The fact is that however much India may want to be unhinged from Pakistan, geography dictates otherwise. It will be in India’s interest to cooperate with anybody, including the Pakistan government if they are so inclined, to steer the country away from its “descent into chaos”, as the title of Ahmed Rashid’s prescient book puts it. The attacks on Islamabad’s Marriott and Mumbai’s Taj and Oberoi hotels are only the most recent evidence of the two countries’ coupled fate. However shaky the democratic government in Pakistan, it is the first time India has occasion to test its sincerity during a major crisis and help it find a stronger foot vis-à-vis the entrenched military.

The Mumbai attacks, however, showed that India is not just hyphenated with Pakistan; India’s fate is bound together with the rest of the world. The terrorists’ daring seaborne landing — the first in the bloody history of terrorism in India — in itself carried a message of a borderless world. This attack has for the first time brought India face to face with terrorists with a global agenda, with a global impact. Past attacks by Islamist youth and Kashmiri separatists were aimed at damaging India’s economic and political stability and inciting violence between Hindus and Muslims. Never before have terrorists in India tried to target foreigners especially Americans, British citizens and people of Jewish faith. The Mumbai attacks had a global agenda established by al-Qaeda to kill Hindus, Jews and Christian ‘Crusaders’ — not unlike terror attacks in Bali, London or Madrid. The well-known complaint about Indian repression of Kashmiris and minority Muslims was, of course, repeated by the terrorists but their actions showed a wider agenda. The murder of Jewish people who had flocked to India for safety two millennia ago and ever since lived there unobtrusively was the most shocking reminder of the global objectives of a war unleashed by Islamist extremists.

The terrorist strikes in Mumbai also proved to be the most globally viewed event in India’s long blood-soaked history of terrorism. Twenty-four-hour news channels, their video-streaming on the Web, Twitters and cellphone video reports kept the world focused on Mumbai for 60 hours as the drama unfolded. To spread fear and make India look like the most dangerous destination for business, tourists and investors was certainly one of the objectives of the terrorists and the wall-to-wall coverage helped them achieve that goal.
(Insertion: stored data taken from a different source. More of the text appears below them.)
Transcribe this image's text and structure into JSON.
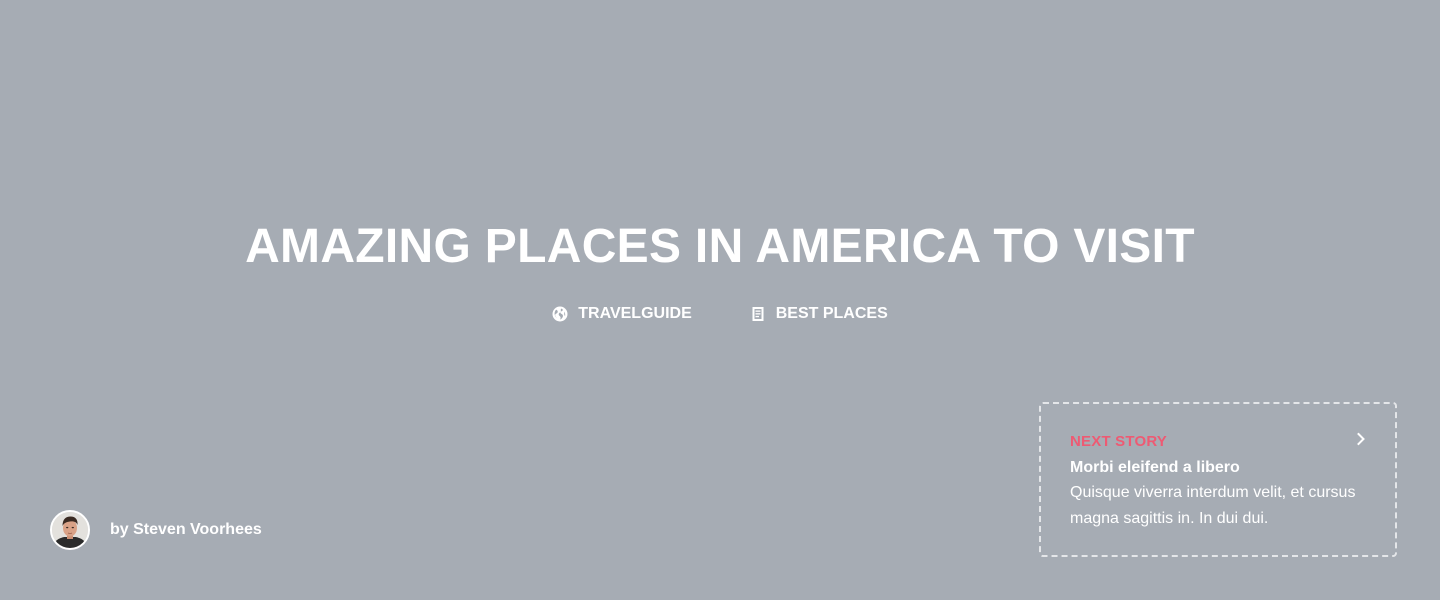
{
  "article": {
    "title": "AMAZING PLACES IN AMERICA TO VISIT",
    "categories": [
      {
        "label": "TRAVELGUIDE",
        "icon": "globe-icon"
      },
      {
        "label": "BEST PLACES",
        "icon": "document-icon"
      }
    ],
    "author": "by Steven Voorhees"
  },
  "next_story": {
    "label": "NEXT STORY",
    "title": "Morbi eleifend a libero",
    "description": "Quisque viverra interdum velit, et cursus magna sagittis in. In dui dui.",
    "icon": "chevron-right-icon"
  },
  "colors": {
    "background": "#a6acb4",
    "accent": "#ee5a73",
    "text": "#ffffff"
  }
}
The demonstrated global nature of the Mumbai attack requires India to respond to the challenge in a globally responsible way. India needs to show the world that despite its ill-preparedness and its tardy, even if valiant, response, it is capable of dealing with the threat in a mature and effective manner without squandering the world’s overwhelming sympathy for the country. India’s increased integration with the world in the past 15 years has led to its prosperity counted by the streams of investors and visitors that pass through metropolitan cities such as Mumbai — the very success that terrorists targeted. India’s open door policy also brought it the business, friendship and respect of many countries whose citizens paid with their lives for their association with India. The only way forward for India and the world is not to raise walls or shun each other but to lock each other in an even stronger embrace of mutual support.

Nayan Chanda is Director of Publications at the Yale Center for the Study of Globalization and Editor of YaleGlobal Online.